第3章 正しいと思う方を
「アリア、気分はどうだ?」
緊張と熱気の混ざった奇妙な空気が辺りに立ち込める。
その空気の中、アリアはグリュックに乗っていた。
場所はウォール・マリアのシガンシナ区。目の前にはそびえ立つ50mの壁。もうすぐあの門が開く。
右隣にはスッと背筋の伸びたナスヴェッターが、左隣には興奮する馬を宥めるランゲが。後ろには近くの兵士と話をするボックがいた。

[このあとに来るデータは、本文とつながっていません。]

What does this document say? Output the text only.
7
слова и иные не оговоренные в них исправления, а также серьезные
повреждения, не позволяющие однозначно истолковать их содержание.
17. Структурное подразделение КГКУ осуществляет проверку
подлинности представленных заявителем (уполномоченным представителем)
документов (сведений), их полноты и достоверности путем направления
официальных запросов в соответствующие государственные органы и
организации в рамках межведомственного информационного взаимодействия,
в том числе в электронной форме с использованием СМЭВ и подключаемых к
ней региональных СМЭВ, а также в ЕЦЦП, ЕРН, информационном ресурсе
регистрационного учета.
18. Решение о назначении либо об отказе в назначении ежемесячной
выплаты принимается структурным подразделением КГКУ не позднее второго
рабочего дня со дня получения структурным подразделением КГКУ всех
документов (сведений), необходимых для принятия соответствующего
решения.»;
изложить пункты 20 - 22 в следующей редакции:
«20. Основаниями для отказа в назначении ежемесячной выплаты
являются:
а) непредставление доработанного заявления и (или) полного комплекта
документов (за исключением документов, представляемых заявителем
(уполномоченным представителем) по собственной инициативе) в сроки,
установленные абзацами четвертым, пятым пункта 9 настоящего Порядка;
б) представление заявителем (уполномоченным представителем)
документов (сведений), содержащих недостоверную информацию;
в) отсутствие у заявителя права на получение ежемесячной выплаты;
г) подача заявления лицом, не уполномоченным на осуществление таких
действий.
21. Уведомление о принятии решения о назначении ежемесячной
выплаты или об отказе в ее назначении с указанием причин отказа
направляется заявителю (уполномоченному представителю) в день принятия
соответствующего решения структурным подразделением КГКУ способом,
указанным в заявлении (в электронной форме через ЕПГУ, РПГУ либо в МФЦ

そして、前で純白の馬に乗ったエルヴィンが振り返り、聞いた。
「か、かなり緊張してます」
胃が口からこぼれ落ちそうだ。とは言えず、強ばった笑顔で答える。
エルヴィンはアリアを安心させるように柔和な笑みを見せた。
「気負いせず、行って帰ってくることだけを考えればいい。巨人の討伐はボックやランゲ、ナスヴェッターに任せておけ」
「任せとけ、アリア!」
「シャキッとしなよ、ナスヴェッター」
「は、はいぃ……! あ、足を引っ張らないようにが、頑張ります」
いつもと変わらないことに安心する。
オリヴィアが言っていたことを思い出し、アリアはガチガチに固まった体から力が抜けるのを感じた。
普段の第1分隊となにも変わらない。
「そろそろ時間だ」
エルヴィンの一言にアリアはぎゅっと手綱を握りしめた。
大丈夫。みんながいる。
ベテランのボックとランゲも。立体機動の腕が立つナスヴェッターも。そしてなにより、エルヴィンがいる。
「……アルミン、おじいちゃん」
壁の上にいた兵士が門が開くまでのカウントを始めた。
「いってきます」
――3
――2
――1
「絶望への反撃の刃となれ!!」
先頭からキースの声が響き、アリアの全身を打つ。
「人類のために心臓を捧げよ!!」
「「うぉおおぉおお!!」」
キースの声に呼応するように各々が拳を、ブレードを天に突き上げ雄叫びをあげた。
それに合わせ、アリアも不安と緊張を吹き飛ばすように声を出した。
「前身せよ!!」
馬の嘶き。土埃。駆ける音と共にアリアはグリュックの腹を蹴った。